On peut situer dans les années 70, le basculement de l’Europe dans la résignation face à une croissance molle et un chômage fort, choix apparemment inéluctable imposé par la contrainte extérieure et, au premier chef, par la mondialisation, relayée par les institutions internationales.
Cette rupture historique initiée en Grande-Bretagne par Margaret Thatcher, en réaction à l’arrogance des syndicats et relayée aux Etats-Unis par Ronald Reagan, a été paradoxalement, en France, le fait d’un pouvoir socialiste, quand François Mitterrand, après l’échec spectaculaire de sa tentative de « socialisme réel dans un seul pays », a viré brusquement de bord, se ralliant à l’option tout aussi doctrinale d’un franc trop fort, de la désinflation compétitive et d’une contrainte européenne aveugle, concrétisée par les critères de Maastricht.
Peu après, la chute du système soviétique a semblé enterrer définitivement la possibilité d’un « autre modèle ». On peut estimer que cette pensée politique s’est mise en place à la fois par faiblesse, par peur de paraître anti-européen et par le jeu d’une insidieuse pression sur les intellectuels, obligés pour survivre de passer sous les fourches caudines des bailleurs de fonds (universitaires sous payés courant après les contrats, écrivains en mal d’éditeurs, intervenants opportunément infiltrés par les médias…).
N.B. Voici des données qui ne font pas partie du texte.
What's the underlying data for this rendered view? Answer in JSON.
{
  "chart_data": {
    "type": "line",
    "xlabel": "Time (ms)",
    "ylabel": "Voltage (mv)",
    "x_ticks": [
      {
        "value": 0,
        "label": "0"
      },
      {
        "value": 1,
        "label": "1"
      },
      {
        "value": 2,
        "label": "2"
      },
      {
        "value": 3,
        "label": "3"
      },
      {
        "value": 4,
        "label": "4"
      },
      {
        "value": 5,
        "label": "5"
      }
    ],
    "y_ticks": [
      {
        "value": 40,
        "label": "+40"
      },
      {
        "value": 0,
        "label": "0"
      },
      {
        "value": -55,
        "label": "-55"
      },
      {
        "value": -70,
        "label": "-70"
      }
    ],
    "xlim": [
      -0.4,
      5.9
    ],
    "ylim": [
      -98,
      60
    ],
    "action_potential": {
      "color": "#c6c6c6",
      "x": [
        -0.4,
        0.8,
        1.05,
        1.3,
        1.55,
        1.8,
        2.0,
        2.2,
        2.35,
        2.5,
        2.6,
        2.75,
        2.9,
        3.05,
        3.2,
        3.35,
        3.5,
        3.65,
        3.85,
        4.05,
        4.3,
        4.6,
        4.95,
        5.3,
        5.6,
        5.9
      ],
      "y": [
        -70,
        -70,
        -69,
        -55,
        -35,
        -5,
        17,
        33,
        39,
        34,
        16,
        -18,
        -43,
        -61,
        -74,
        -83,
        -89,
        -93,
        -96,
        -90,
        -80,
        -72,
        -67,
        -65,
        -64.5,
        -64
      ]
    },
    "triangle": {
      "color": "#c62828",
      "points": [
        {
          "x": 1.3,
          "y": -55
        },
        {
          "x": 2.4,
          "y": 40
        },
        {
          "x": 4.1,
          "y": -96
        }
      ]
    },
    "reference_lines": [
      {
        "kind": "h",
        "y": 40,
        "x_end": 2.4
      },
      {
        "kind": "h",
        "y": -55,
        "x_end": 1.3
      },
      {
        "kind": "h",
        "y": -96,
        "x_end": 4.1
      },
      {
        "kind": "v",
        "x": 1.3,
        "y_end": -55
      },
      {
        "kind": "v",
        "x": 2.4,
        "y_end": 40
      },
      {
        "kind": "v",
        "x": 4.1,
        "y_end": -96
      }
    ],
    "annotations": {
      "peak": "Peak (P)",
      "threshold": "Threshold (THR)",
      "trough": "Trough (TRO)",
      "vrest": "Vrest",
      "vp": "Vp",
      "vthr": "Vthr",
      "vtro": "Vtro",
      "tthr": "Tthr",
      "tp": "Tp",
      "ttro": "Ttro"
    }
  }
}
Les dirigeants de la vieille Europe donnent l’impression de s’accommoder d’une croissance molle qui conduit inéluctablement au recul de l’Etat et à la privatisation des services publics. Ces politiques ont entraîné l’accumulation d’une dette insupportable, fruit du laxisme des gouvernements successifs depuis trente ans, en France notamment, avec une acceptation malheureusement unanime. Il faut avec courage changer de cap.